執行官 狡噛慎也 理想郷の猟犬

読んだ本の感想。

深見真著。2015年4月25日 第1刷発行。



人間の精神状態を数値的に測定し、善人か悪人かを犯罪係数によって判別可能になった社会。犯罪係数が規定値を超えれば、潜在犯として逮捕される。犯罪係数が高い人間を処理するには、同じく犯罪係数が高い人間が適しており、潜在犯が刑事となる。

測定された精神状態の通称―サイコ=パス。

以下の三つからなる

①監視官時代
2104年。肉体強化アスリートが殺されるバラバラ殺人事件が発生する。被害者は、織部滷摩の運営するトレーニングジムの関係者であるが、織部滷摩の犯罪係数が低いために犯人が見つからない。
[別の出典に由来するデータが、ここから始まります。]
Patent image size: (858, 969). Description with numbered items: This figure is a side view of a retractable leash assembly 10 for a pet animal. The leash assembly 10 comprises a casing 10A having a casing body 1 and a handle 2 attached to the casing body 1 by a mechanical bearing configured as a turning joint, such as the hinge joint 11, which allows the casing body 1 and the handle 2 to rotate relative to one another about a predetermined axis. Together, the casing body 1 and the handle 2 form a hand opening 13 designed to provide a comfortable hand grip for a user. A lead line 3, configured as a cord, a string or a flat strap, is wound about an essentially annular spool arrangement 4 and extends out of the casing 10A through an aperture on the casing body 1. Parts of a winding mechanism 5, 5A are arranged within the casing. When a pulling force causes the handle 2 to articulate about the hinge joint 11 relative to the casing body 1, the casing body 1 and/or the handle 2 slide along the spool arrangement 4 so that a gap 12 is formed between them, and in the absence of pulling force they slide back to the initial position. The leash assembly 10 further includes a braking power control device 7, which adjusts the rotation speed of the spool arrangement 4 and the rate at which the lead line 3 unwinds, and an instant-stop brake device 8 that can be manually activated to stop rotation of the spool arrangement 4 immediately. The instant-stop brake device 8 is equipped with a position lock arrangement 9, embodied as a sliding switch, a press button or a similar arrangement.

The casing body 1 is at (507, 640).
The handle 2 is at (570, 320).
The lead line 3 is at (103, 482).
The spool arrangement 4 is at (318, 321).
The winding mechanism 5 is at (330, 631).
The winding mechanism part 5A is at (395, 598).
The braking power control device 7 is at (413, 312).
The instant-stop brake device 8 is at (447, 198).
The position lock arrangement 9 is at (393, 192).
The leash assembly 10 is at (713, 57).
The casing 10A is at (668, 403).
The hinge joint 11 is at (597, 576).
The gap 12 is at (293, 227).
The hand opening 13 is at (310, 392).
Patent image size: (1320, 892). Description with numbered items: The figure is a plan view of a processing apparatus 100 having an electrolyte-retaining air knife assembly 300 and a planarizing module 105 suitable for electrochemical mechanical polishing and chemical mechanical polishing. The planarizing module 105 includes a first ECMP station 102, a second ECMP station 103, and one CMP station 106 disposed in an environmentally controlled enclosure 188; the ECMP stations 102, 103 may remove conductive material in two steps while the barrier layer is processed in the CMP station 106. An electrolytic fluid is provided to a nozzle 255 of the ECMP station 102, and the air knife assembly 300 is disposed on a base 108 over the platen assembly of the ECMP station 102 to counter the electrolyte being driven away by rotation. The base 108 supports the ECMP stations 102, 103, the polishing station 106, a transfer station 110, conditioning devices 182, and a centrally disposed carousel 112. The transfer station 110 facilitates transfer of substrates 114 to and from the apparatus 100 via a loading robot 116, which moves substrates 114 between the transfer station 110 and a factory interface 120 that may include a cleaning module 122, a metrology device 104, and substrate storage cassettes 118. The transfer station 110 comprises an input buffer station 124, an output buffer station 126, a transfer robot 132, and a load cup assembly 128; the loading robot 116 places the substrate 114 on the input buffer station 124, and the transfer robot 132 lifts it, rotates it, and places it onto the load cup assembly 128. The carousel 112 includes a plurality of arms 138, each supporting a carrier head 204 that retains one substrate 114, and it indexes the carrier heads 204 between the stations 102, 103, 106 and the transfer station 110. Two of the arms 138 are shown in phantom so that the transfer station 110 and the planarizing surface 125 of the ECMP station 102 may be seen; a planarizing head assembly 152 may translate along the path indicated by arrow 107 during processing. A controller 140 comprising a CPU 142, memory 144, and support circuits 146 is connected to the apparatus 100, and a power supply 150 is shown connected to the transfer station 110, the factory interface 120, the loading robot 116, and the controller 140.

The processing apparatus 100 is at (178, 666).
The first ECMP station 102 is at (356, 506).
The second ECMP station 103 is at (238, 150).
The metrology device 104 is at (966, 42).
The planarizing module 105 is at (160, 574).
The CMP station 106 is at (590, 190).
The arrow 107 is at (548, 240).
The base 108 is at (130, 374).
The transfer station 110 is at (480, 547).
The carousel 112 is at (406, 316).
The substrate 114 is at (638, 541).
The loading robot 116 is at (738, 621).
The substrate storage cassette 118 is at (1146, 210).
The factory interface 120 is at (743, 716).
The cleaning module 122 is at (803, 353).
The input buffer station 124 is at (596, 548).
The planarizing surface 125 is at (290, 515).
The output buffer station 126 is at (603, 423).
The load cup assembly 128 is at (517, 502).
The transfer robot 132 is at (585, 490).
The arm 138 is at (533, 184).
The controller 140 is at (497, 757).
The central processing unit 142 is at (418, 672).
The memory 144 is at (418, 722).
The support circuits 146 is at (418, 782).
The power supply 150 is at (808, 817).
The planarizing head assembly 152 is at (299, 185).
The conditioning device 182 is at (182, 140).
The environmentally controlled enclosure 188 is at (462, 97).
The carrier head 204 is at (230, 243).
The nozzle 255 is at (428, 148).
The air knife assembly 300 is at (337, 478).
捜査中に、津嘉山という人間が狡噛慎也に襲い掛かり、殺され、彼が犯人という事で一応は決着する。

②執行官時代
2112年。バラバラ殺人事件が発生。

織部滷摩は共感覚の持主であり、電気信号を数字として認識可能であり、自らをサイボーグ化して犯罪係数を誤魔化す事が出来る。織部滷摩が読んでいたウラジミール・ナボコフの『ディフィンス』にはチェスについて共感覚を思わせる記述があるらしい。

織部滷摩は、練習生にインプラントを埋め込んで実権をしており、バラバラ殺人は脳を破壊した人体実験を誤魔化す目的があったらしい。8年間も実験を我慢したのは、狡噛慎也が出世するか、犯罪係数が上昇して外されるのを待ったためとする。

③日本からの脱出
槙島聖護が移動に使用した車を使って、彼の隠れ家まで移動し、無人コンテナ船からアジアに脱出した。